Apesar de ser um Chag, um dia alegre, no qual fazemos Seudót (refeições) festivas e cheias de simbolismos, Rosh Hashaná também vem junto com alguns temores. Este não é nosso primeiro Rosh Hashaná. Nos anos anteriores pedimos a D'us mais um ano de vida, argumentando que precisávamos deste tempo a mais para mudar, para melhorar. Tomamos decisões de crescimento, nos comprometemos a cumprir mais Mitzvót, a sermos mais cuidados com o próximo, a rezarmos com mais Kavaná (intenção). Porém, na prática, o que mudou? Crescemos como tínhamos imaginado? Estamos cumprindo as Mitzvót com mais alegria? Estamos nos comportando com os outros com mais respeito e atenção? Na verdade, sentimos que continuamos essencialmente as mesmas pessoas que éramos no ano passado.
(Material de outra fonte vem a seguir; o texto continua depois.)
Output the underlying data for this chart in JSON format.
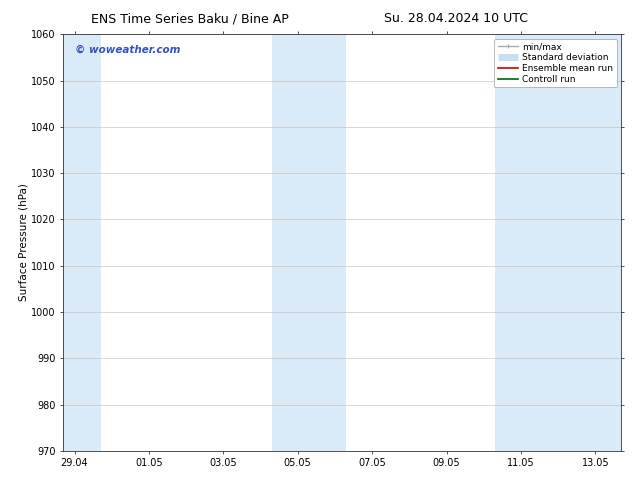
{
  "title_left": "ENS Time Series Baku / Bine AP",
  "title_right": "Su. 28.04.2024 10 UTC",
  "ylabel": "Surface Pressure (hPa)",
  "ylim": [
    970,
    1060
  ],
  "yticks": [
    970,
    980,
    990,
    1000,
    1010,
    1020,
    1030,
    1040,
    1050,
    1060
  ],
  "x_tick_labels": [
    "29.04",
    "01.05",
    "03.05",
    "05.05",
    "07.05",
    "09.05",
    "11.05",
    "13.05"
  ],
  "x_tick_positions": [
    0,
    2,
    4,
    6,
    8,
    10,
    12,
    14
  ],
  "xlim": [
    -0.3,
    14.7
  ],
  "bg_color": "#ffffff",
  "plot_bg_color": "#ffffff",
  "shaded_bands": [
    {
      "x_start": -0.3,
      "x_end": 0.7,
      "color": "#daeaf7"
    },
    {
      "x_start": 5.3,
      "x_end": 7.3,
      "color": "#daeaf7"
    },
    {
      "x_start": 11.3,
      "x_end": 14.7,
      "color": "#daeaf7"
    }
  ],
  "watermark_text": "© woweather.com",
  "watermark_color": "#3355bb",
  "legend_items": [
    {
      "label": "min/max",
      "color": "#aaaaaa",
      "lw": 1.0,
      "ls": "-",
      "type": "minmax"
    },
    {
      "label": "Standard deviation",
      "color": "#c8dff0",
      "lw": 5,
      "ls": "-",
      "type": "band"
    },
    {
      "label": "Ensemble mean run",
      "color": "#cc0000",
      "lw": 1.2,
      "ls": "-",
      "type": "line"
    },
    {
      "label": "Controll run",
      "color": "#006600",
      "lw": 1.2,
      "ls": "-",
      "type": "line"
    }
  ],
  "grid_color": "#bbbbbb",
  "grid_lw": 0.4,
  "title_fontsize": 9,
  "tick_fontsize": 7,
  "ylabel_fontsize": 7.5,
  "watermark_fontsize": 7.5,
  "legend_fontsize": 6.5
}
Este é um sentimento que incomoda os judeus há milhares de anos. Será que neste Rosh Hashaná não acontecerá a mesma coisa e nossas decisões ficarão novamente apenas no papel? Será que, depois de um ano com tantos erros, nas mais diversas áreas, poderemos passar pelo nosso julgamento de Rosh Hashaná?
 
Esta pergunta não é nova, já foi mencionada por um dos maiores profetas do povo judeu: “Pois nossas transgressões e nossos pecados estão sobre nós, e por causa deles nós derretemos. Então, como viveremos?” (Yechezkel 33:10). O profeta Yechezkel ressaltou em suas palavras a inquietude do povo com os erros do passado e o medo das futuras consequências. Mas ele também nos ensinou qual foi a resposta de D'us para esta preocupação do povo: “Eu não desejo a morte do Rashá (malvado), e sim que o Rashá volte e se arrependa do seu caminho. Arrependa-se, arrependa-se de seus maus caminhos, pois por que você deve morrer, Beit Israel?'” (Yechezkel 33:11).
 
Nestas palavras de Yechezkel, D'us está nos ensinando a não desistir. Até o Rashá, uma pessoa muito afastada da espiritualidade, aquele cujos maus atos são mais numerosos do que seus bons atos, pode consertar seu caminho. D'us pede para fazermos Teshuvá, isto é, para retornarmos dos nossos maus atos, pois a Teshuvá funciona. A Teshuvá, o arrependimento sincero, a vontade de mudar e melhorar, é o antídoto para estes sentimentos venenosos que diminuem nossas forças e nos impedem de crescer. A Teshuvá é baseada em dois princípios. O primeiro princípio é que nós temos a capacidade de mudar, podemos melhorar, por mais difícil que seja. O segundo princípio é a resiliência do ser humano. Esta é a essência dos “Asseret Iemei Teshuvá”, os dez dias que vão desde Rosh Hashaná até Yom Kipur.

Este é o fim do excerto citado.